Dante's forced himself to go out with girls in the past and he does it again when he's approached by the beautiful Serena one day on campus, desperate to prove to himself that he's "normal." But when he loses a drinking contest and is dared to go to the next campus GLBT meeting by his best friend, he’s not sure how to handle it. Sure he could blow it off and say he went, but something nagging at the back of his mind compels him to go anyway. After all, he’s had problems with intimacy in the past and his first crush was a boy in high school. But is he really forcing himself to go, or is he finally starting to be honest with himself? No need to over think this, Dante tells himself. It'll be get in, get out. No need to talk to anyone. Easy, right?

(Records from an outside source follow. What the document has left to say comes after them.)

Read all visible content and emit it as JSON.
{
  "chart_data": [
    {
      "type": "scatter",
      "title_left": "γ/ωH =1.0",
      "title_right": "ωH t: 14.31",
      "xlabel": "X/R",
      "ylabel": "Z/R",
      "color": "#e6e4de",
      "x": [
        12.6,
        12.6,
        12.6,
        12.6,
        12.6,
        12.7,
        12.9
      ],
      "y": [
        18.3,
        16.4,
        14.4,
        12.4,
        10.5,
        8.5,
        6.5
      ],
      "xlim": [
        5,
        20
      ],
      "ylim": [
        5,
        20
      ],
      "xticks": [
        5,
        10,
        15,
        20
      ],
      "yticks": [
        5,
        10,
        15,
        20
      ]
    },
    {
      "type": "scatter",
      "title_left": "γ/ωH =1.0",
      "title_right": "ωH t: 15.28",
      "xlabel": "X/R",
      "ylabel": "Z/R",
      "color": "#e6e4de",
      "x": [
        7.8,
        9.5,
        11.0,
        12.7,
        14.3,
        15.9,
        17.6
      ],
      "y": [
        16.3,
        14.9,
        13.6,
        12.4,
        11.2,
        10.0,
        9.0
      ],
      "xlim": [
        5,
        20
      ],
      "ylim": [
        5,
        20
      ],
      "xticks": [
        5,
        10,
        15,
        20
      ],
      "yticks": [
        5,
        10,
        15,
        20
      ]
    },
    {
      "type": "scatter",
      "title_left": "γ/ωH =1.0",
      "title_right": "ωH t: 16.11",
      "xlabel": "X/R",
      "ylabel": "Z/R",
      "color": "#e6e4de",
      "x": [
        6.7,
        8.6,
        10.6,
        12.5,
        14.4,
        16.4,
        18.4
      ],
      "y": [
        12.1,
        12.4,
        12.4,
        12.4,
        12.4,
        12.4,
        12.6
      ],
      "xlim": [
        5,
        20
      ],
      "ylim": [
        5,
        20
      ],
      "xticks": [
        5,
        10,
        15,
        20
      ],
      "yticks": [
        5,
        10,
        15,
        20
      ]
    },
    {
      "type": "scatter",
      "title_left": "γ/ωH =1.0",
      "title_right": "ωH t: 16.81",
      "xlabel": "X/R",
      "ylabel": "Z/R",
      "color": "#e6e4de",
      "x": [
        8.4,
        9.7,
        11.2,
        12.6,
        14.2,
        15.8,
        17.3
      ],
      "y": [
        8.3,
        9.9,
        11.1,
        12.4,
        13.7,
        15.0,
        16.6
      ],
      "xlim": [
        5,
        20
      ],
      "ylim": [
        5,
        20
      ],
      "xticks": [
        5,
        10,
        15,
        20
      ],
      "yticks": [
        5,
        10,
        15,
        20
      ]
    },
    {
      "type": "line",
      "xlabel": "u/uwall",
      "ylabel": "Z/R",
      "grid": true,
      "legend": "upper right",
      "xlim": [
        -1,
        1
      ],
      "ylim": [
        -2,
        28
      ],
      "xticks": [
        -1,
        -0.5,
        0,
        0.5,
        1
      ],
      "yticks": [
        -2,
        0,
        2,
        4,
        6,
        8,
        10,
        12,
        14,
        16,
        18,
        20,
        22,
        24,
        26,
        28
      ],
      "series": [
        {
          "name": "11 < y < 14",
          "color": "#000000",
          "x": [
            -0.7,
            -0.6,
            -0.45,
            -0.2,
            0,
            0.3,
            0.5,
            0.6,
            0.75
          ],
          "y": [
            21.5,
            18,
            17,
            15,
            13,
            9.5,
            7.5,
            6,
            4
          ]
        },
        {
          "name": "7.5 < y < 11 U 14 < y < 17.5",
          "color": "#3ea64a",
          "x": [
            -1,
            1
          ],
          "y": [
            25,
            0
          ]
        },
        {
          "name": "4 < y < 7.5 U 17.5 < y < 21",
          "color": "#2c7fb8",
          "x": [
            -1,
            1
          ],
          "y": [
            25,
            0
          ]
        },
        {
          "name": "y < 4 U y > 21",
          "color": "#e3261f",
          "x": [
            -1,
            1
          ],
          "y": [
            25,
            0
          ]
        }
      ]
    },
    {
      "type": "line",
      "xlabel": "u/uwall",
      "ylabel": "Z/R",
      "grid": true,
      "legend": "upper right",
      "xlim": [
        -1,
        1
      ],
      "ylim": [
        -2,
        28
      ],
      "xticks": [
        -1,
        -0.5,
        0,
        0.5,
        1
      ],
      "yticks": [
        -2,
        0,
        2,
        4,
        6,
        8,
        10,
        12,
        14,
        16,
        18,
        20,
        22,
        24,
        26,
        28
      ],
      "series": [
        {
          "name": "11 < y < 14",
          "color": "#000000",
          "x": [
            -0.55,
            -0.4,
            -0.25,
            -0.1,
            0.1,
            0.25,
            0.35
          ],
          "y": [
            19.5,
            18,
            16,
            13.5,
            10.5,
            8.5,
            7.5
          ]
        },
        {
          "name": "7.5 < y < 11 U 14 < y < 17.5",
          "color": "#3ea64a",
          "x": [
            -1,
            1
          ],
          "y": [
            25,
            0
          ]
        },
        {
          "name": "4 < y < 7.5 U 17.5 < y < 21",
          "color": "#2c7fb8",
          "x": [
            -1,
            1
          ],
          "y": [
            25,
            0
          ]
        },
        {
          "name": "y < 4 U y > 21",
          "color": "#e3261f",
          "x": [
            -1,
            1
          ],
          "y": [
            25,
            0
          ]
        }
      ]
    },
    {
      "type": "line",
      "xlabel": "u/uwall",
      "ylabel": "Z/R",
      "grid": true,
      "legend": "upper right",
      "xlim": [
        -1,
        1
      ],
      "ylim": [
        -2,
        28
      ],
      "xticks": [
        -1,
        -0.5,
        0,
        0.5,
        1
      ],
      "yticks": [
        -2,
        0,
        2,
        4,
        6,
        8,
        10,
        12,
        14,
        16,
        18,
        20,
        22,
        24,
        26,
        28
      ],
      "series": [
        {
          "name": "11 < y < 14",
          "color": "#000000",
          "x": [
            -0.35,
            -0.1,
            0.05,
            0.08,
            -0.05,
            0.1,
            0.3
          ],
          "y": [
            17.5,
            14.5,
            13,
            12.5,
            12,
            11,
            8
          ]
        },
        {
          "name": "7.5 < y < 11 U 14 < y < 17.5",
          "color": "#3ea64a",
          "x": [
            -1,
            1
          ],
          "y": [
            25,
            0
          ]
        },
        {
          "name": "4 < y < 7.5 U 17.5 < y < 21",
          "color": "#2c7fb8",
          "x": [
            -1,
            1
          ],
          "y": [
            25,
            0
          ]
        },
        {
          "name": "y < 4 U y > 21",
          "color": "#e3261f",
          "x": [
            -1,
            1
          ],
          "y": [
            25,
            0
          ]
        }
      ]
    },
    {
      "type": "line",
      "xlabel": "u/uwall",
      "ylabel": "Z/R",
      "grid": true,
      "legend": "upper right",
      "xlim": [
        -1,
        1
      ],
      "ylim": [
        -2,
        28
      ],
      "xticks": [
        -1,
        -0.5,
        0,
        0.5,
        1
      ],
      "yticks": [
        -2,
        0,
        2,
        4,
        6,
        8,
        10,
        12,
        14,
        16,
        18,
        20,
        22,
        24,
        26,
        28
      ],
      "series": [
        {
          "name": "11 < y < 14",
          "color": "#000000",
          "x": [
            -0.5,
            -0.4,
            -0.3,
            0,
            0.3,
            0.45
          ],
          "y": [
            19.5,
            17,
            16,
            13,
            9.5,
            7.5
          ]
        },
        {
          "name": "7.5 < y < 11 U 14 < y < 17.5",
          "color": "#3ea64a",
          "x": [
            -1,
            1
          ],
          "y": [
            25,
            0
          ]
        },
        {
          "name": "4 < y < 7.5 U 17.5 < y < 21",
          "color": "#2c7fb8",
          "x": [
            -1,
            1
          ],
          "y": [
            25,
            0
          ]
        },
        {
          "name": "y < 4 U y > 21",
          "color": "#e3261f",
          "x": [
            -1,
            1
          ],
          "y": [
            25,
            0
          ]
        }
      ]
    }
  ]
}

But then he meets Sven. Sexy, toned, wearing a leather jacket with spiked up bleach-blond hair, Sven's bad-boy flare sticks out on campus and catches Dante's eye. But there's more to Sven than his punkish looks, and Dante's about to find out all the sultry little details.

Reviewed by Samantha

Despite the common opinion that college is the time to find yourself, Dante Mathers is in his fifth year and still hasn't seemed to figure it out. He's had one failed attempt with a female and nothing but a crush on a guy. His time is almost up, and yet he still has no idea who he is.

His best friend dares him to attend a LGBTQ meeting, and not one to back down, Dante goes. He's surprised at the people he meets there, but still reluctant to consider himself as anything other than... well, Dante.

From meeting a girl named Serena to finding a guy named Sven handsome, this may just be the year he finally discovers himself.

So my thoughts...

This was an easy, pretty low-angst read. It wasn't overly sweet or bitter in some ways that many books can be. It just was. Unfortunately, I'm not so sure that's a good thing. It didn't leave me with much of an impression. It felt pretty standard, not delving beneath the most basic level of emotions.

On the bright side, the author had a lot of great ideas. Maybe there were just too many that weren't properly executed. For instance, Sven's grandfather is very sick, and while we see some of this and it's affect on Sven, we really don't see much of it. It's just there, it happens, we know it. The end.

One of the biggest things that bothered me, more than anything else, was that both Sven and Dante were so uncertain of themselves. Their doubt continued to ooze throughout the book and it just annoyed the hell out of me. It was like they couldn't be good enough for themselves, so they needed to constantly fish to make sure they were good enough for each other. This may be insensitive, but I just wanted to see them at least gain some confidence. It was like the author would write that they did, and then they'd switch back to their uncertainty. And again, it wasn't fully explored beyond the very initial layer of feeling unsure about who they are or lacking confidence.

That being said, it wasn't a bad read, and I think the author has a lot of potential. It just was too plain and simple, bordering on boring at points. In the end, it wasn't memorable.